Detecting moving objects from model MSTv signals. a, Monocular and stereo object motion detection compared with the Royden and Connors (2010) data (blue curve). b, Simulation showing model MSTv units detecting a moving object based on disparity alone. The object possessed a speed and direction consistent with movement as part of the background scene (110 cm), but we independently manipulated the object depth (x-axis). The background 3D dot volume was positioned at 110 cm and further depths (shaded region). Curves show differences between MSTv unit responses to moving object and those to the nearest background dot at three different object eccentricities. Positive y values indicate how well model MSTv units detect the object solely based on disparity differences.
Figure 10a summarizes the monocular moving object detection threshold angles decoded from model MSTv activity. The threshold defines the smallest angular deviation of a small object moving relative to the surrounding optic flow pattern to yield a suprathreshold object motion response (see Materials and Methods, Direction threshold object detection conditions). We compared the model derived thresholds with those from Royden and Connors (2010), a psychophysical study wherein subjects performed a similar monocular object detection task. Thresholding model MSTv object motion signals to detect the object's presence closely resembles the human data, which suggests that the model MSTv activity can account for human performance. We also considered a stereo version of the display to assess how disparity could influence moving object detection by a mobile observer. Figure 10 shows lower thresholds, which indicates that depth improves the model's ability to detect moving objects.
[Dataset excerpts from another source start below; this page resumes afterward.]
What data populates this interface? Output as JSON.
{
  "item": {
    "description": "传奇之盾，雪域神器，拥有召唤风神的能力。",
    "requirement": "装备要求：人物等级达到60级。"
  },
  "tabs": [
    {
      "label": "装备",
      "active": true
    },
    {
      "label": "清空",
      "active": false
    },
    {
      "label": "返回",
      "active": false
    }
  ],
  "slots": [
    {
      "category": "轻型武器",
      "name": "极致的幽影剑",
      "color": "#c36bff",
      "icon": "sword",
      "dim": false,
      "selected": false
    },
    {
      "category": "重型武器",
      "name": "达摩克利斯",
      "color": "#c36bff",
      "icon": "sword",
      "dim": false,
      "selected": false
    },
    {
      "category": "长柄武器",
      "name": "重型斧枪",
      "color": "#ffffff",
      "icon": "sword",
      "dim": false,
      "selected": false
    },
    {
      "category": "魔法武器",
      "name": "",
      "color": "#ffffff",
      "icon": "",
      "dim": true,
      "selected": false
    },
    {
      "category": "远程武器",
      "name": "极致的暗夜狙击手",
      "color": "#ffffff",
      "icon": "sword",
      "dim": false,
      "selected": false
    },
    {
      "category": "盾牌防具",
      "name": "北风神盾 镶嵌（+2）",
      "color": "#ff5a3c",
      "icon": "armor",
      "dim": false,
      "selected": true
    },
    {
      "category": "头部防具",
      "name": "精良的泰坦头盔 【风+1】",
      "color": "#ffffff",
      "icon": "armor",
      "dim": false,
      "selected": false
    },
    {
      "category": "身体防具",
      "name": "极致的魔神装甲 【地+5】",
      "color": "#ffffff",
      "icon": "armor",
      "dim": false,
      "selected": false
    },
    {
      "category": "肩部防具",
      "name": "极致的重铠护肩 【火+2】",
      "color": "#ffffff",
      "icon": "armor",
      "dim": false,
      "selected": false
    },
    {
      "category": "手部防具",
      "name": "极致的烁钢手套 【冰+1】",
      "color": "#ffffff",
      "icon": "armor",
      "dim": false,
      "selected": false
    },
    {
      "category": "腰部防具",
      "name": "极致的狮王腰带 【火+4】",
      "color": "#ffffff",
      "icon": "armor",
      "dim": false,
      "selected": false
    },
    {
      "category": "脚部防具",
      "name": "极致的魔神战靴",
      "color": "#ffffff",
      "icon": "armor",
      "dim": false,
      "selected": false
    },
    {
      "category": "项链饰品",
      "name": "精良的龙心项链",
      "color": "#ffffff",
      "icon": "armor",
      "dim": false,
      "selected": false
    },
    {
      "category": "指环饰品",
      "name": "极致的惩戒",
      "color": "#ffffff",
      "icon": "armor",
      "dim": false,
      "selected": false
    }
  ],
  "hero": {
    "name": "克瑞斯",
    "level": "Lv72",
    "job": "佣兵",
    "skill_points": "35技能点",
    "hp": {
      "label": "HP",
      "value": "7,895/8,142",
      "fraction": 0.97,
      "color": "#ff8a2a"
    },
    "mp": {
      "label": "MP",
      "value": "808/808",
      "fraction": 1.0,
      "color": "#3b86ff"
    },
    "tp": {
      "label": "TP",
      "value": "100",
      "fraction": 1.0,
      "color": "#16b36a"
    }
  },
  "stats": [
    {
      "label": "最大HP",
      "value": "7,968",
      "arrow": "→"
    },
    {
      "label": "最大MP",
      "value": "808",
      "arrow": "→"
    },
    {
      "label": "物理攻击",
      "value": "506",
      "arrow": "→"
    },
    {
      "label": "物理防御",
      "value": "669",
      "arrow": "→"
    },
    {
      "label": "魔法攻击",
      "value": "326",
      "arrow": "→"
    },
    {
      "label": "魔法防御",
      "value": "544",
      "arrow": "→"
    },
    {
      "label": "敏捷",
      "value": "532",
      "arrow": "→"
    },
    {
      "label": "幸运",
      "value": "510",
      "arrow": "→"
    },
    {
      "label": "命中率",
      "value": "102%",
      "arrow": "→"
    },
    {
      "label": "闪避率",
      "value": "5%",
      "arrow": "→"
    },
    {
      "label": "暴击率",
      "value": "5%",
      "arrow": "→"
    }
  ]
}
We challenged the model's object detection capabilities by investigating whether MSTv units can detect a moving object on the basis of disparity alone. In the simulation depicted in Figure 10b, the object moved with a direction and speed that matched that of the stationary background (at 110 cm), but we independently manipulated depth. For different object depths in front of and within the 3D cloud of stationary elements in the scene, we examined the activity difference between MSTv units responding to the moving object and to those responding to the nearby background. We interpreted any value greater than zero as an indication that object motion was detected. Figure 10b shows that model MSTv units generate consistently greater activation to the object across depth, even though its direction and speed matches the nearby background. The periodic fluctuations in depth arise due to the limited number of disparity tuning curves (Fig. 2d), and the sudden drop near 110 cm occurs due to suppression from the high degree of similarity to the background (Fig. 3). Together, these simulations show that the model leverages disparity to detect the presence of moving objects; even when disparity is the only differentiating factor. The model produces human-like object detection thresholds that improve when disparity information is available.
Discussion
Although neurophysiological and psychophysical studies have indicated that the visual system disambiguates self-motion from object motion in the retinal motion field, the underlying computational mechanisms had previously not been examined. We developed two related mechanisms that use surround suppression (one that operates globally and the other locally) to segregate self-motion and object motion signals along separate neural pathways. Our analysis serves to improve our understanding of the mechanisms that underlie how the visual system establishes perceptual stability during self-motion.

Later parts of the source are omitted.